Amnesty Int’l skewed reports on Lekki shooting, Presidency alleges
The Presidency on Thursday alleged that Amnesty International had skewed it’s report on the Lekki shootings, pointing out that the global body was crying more than the bereaved, as it could not have more facts about happenings in Nigeria than the country’s leadership headed by President Muhammadu Buhari.
An on-the-ground investigation by Amnesty International had claimed that the Nigerian army and police killed at least 12 peaceful protesters at two locations in Lagos. The killings took place in Lekki and Alausa, where thousands were protesting police brutality as part of the #EndSars movement.
The development is coming a few days after President Buhari had asked his ministers to relocate to their respective home states for the purpose of dousing the tension created by the #ENDSARS protests and the lawlessness that followed.
Speaking on Channels Television’s Sunrise Daily programme, presidential spokesman, Femi Adesina, refuted the Amnesty International reports which alleged that the shooting, looting and rioting among other violent action were precipitated by the military.
The presidential spokesman insisted that there was already violence in some parts of the country even before the incident that took place in Lekki area.
Providing an answer to a question which suggested that the looting came following the Lekki shootings, Adesina responded, “You are not quite correct. You are falling for the narrative of Amnesty International. And Amnesty is wrong. Anarchy had broken loose before even Lekki. The prisons in Benin and Oko had been broken open before Lekki. Orile police station had been burnt before Lekki.
“Many policemen had been burnt before Lekki. So, you cannot say it was Lekki that precipitated all those things. Look at the timelines, look at when all those things. You will discover that it had happened before Lekki. So, you are falling for the gambit of Amnesty International.

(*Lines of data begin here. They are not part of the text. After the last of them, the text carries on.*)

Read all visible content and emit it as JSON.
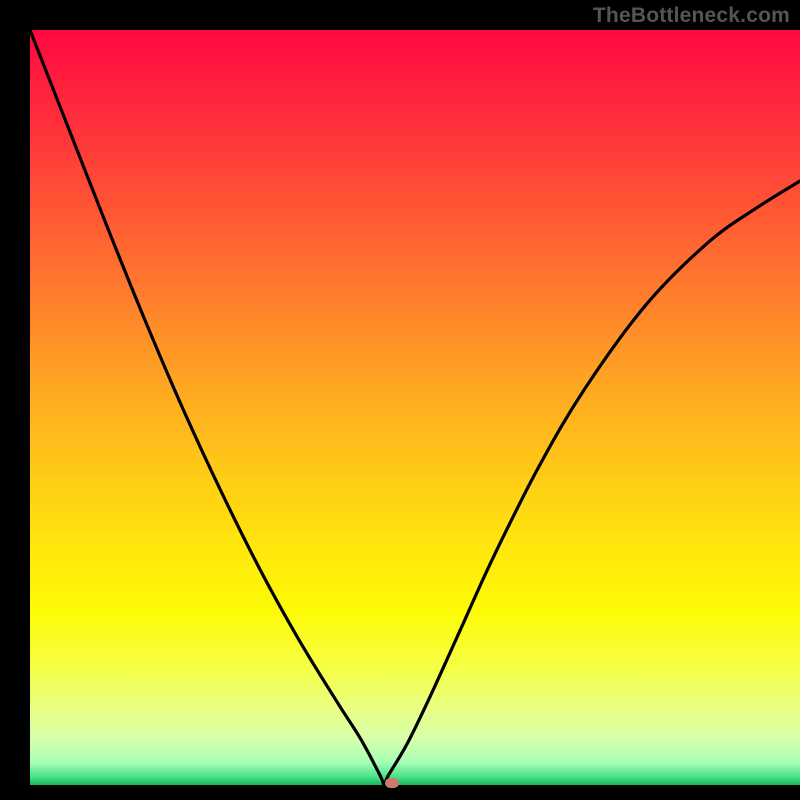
{
  "watermark": "TheBottleneck.com",
  "colors": {
    "frame_bg": "#000000",
    "watermark": "#555555",
    "curve_stroke": "#000000",
    "dot_fill": "#cc7a6f",
    "gradient_stops": [
      {
        "pos": 0.0,
        "hex": "#ff0840"
      },
      {
        "pos": 0.06,
        "hex": "#ff1b3e"
      },
      {
        "pos": 0.15,
        "hex": "#ff383a"
      },
      {
        "pos": 0.25,
        "hex": "#ff5a33"
      },
      {
        "pos": 0.35,
        "hex": "#ff7d2d"
      },
      {
        "pos": 0.46,
        "hex": "#ffa323"
      },
      {
        "pos": 0.57,
        "hex": "#ffc518"
      },
      {
        "pos": 0.68,
        "hex": "#ffe50d"
      },
      {
        "pos": 0.77,
        "hex": "#fdfb06"
      },
      {
        "pos": 0.84,
        "hex": "#f6ff40"
      },
      {
        "pos": 0.9,
        "hex": "#e8ff84"
      },
      {
        "pos": 0.94,
        "hex": "#d6ffaa"
      },
      {
        "pos": 0.97,
        "hex": "#a6ffb6"
      },
      {
        "pos": 0.99,
        "hex": "#46e085"
      },
      {
        "pos": 1.0,
        "hex": "#16b85a"
      }
    ]
  },
  "chart_data": {
    "type": "line",
    "title": "",
    "xlabel": "",
    "ylabel": "",
    "x_range": [
      0,
      1
    ],
    "y_range": [
      0,
      1
    ],
    "notch_x": 0.46,
    "marker": {
      "x": 0.47,
      "y": 0.0
    },
    "series": [
      {
        "name": "bottleneck-curve",
        "x": [
          0.0,
          0.05,
          0.1,
          0.15,
          0.2,
          0.25,
          0.3,
          0.35,
          0.4,
          0.43,
          0.455,
          0.46,
          0.465,
          0.49,
          0.52,
          0.56,
          0.6,
          0.66,
          0.72,
          0.8,
          0.88,
          0.94,
          1.0
        ],
        "y": [
          1.0,
          0.87,
          0.74,
          0.614,
          0.495,
          0.385,
          0.283,
          0.191,
          0.108,
          0.06,
          0.012,
          0.0,
          0.012,
          0.055,
          0.118,
          0.208,
          0.298,
          0.42,
          0.524,
          0.636,
          0.718,
          0.762,
          0.8
        ]
      }
    ]
  }
}
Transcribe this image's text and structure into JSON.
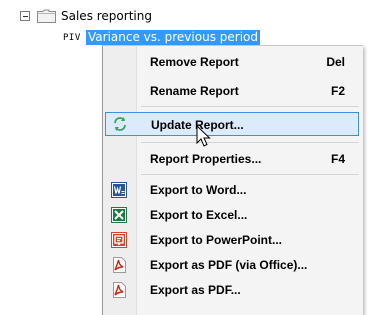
{
  "tree": {
    "root_label": "Sales reporting",
    "child_tag": "PIV",
    "child_label": "Variance vs. previous period"
  },
  "menu": {
    "items": [
      {
        "label": "Remove Report",
        "shortcut": "Del"
      },
      {
        "label": "Rename Report",
        "shortcut": "F2"
      },
      {
        "label": "Update Report...",
        "shortcut": "",
        "icon": "refresh-icon"
      },
      {
        "label": "Report Properties...",
        "shortcut": "F4"
      },
      {
        "label": "Export to Word...",
        "shortcut": "",
        "icon": "word-icon"
      },
      {
        "label": "Export to Excel...",
        "shortcut": "",
        "icon": "excel-icon"
      },
      {
        "label": "Export to PowerPoint...",
        "shortcut": "",
        "icon": "powerpoint-icon"
      },
      {
        "label": "Export as PDF (via Office)...",
        "shortcut": "",
        "icon": "pdf-icon"
      },
      {
        "label": "Export as PDF...",
        "shortcut": "",
        "icon": "pdf-icon"
      }
    ]
  },
  "colors": {
    "selection": "#3399ff",
    "hover_bg": "#dcebfc",
    "hover_border": "#3d8ee6",
    "word": "#2a5699",
    "excel": "#1f7a3f",
    "powerpoint": "#d24726",
    "pdf": "#d81e05"
  }
}
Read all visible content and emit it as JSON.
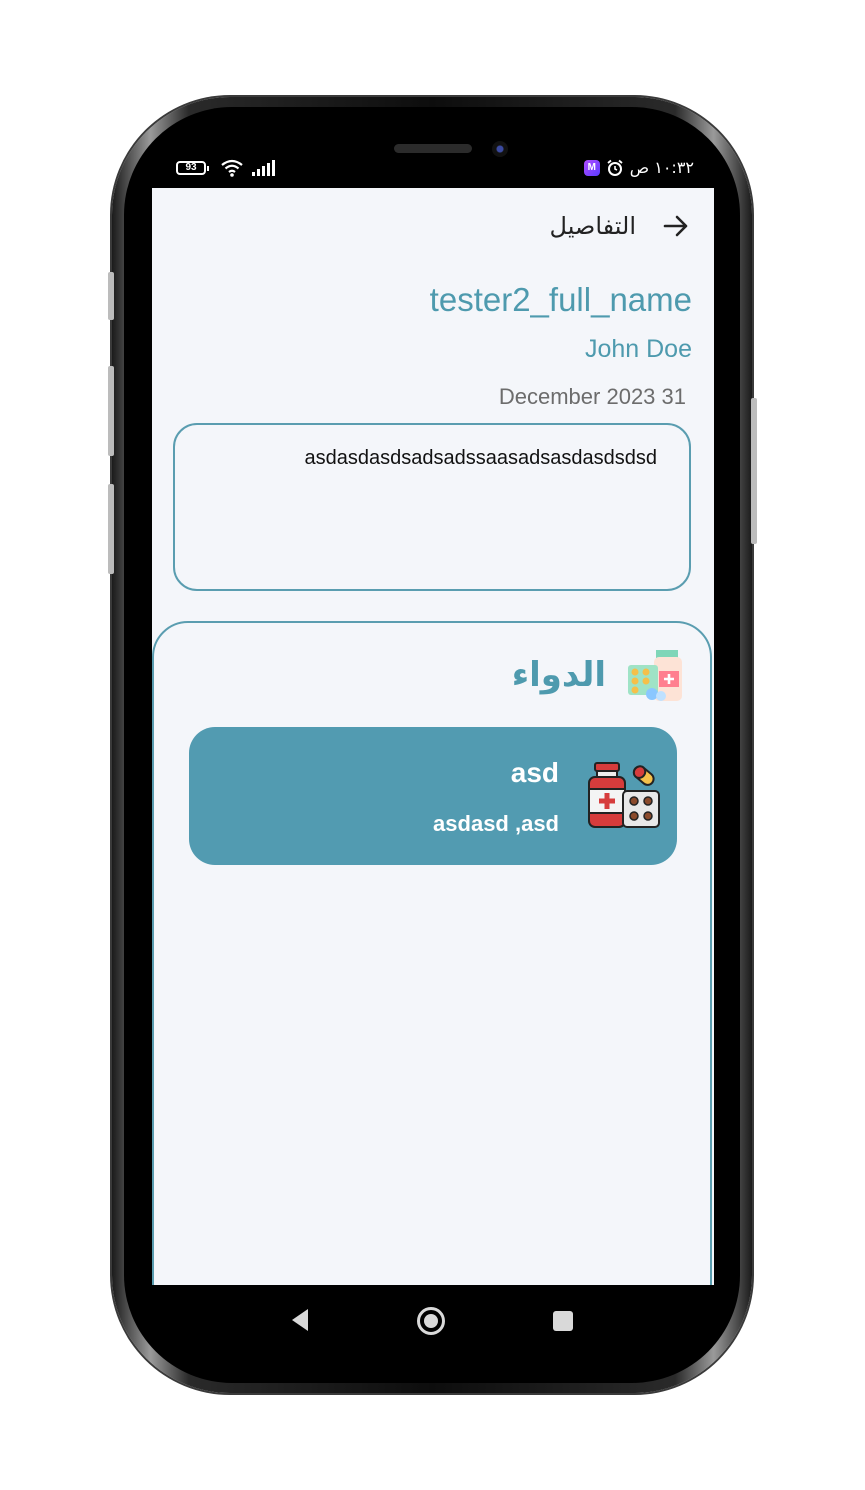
{
  "status_bar": {
    "battery": "93",
    "time": "١٠:٣٢ ص",
    "app_badge": "M"
  },
  "header": {
    "title": "التفاصيل"
  },
  "patient": {
    "full_name": "tester2_full_name",
    "doctor_name": "John Doe",
    "date": "December 2023 31"
  },
  "notes": {
    "text": "asdasdasdsadsadssaasadsasdasdsdsd"
  },
  "medicine": {
    "section_title": "الدواء",
    "items": [
      {
        "name": "asd",
        "detail": "asdasd ,asd"
      }
    ]
  },
  "colors": {
    "accent": "#4e9aae",
    "card": "#529bb1",
    "screen_bg": "#f4f6fa"
  }
}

“Amnesty International does not have all the facts, they don’t run this country, they shouldn’t know beyond what they have been told. They shouldn’t know more than you and I should know as media people as watchers of developments.”
On the President’s impression of the Amnesty report, Adesina said Amnesty International was known to always make unsubstantiated reports about Nigeria.
“Many times, the military has come out to dispute facts brought out by Amnesty,” he said.
On whether the President approved the military deployment to Lekki, Adesina said the matter was subjudice, adding that he would not want to undermine the work of the panel of inquiry already set up to look into the matter.
Speaking on the directives to ministers to visit states to douse station, Adesina said, “I can tell you because there was another Federal Executive Council meeting yesterday (Wednesday), the president asked for briefs from ministers who went out.
“Only two had their reports ready as at yesterday because some others were still in their respective states still carrying out their assignment. So, the president said all of them should turn in their reports through the Secretary to the Government of the Federation in the incoming week.”
Adesina said the reports will help the authorities to “establish the truth to somethings because there are a lot of conjectures, colourations, outright falsehoods, fake news and all that. The ministers can come with what is near authentic based on the consultations they are going to make.”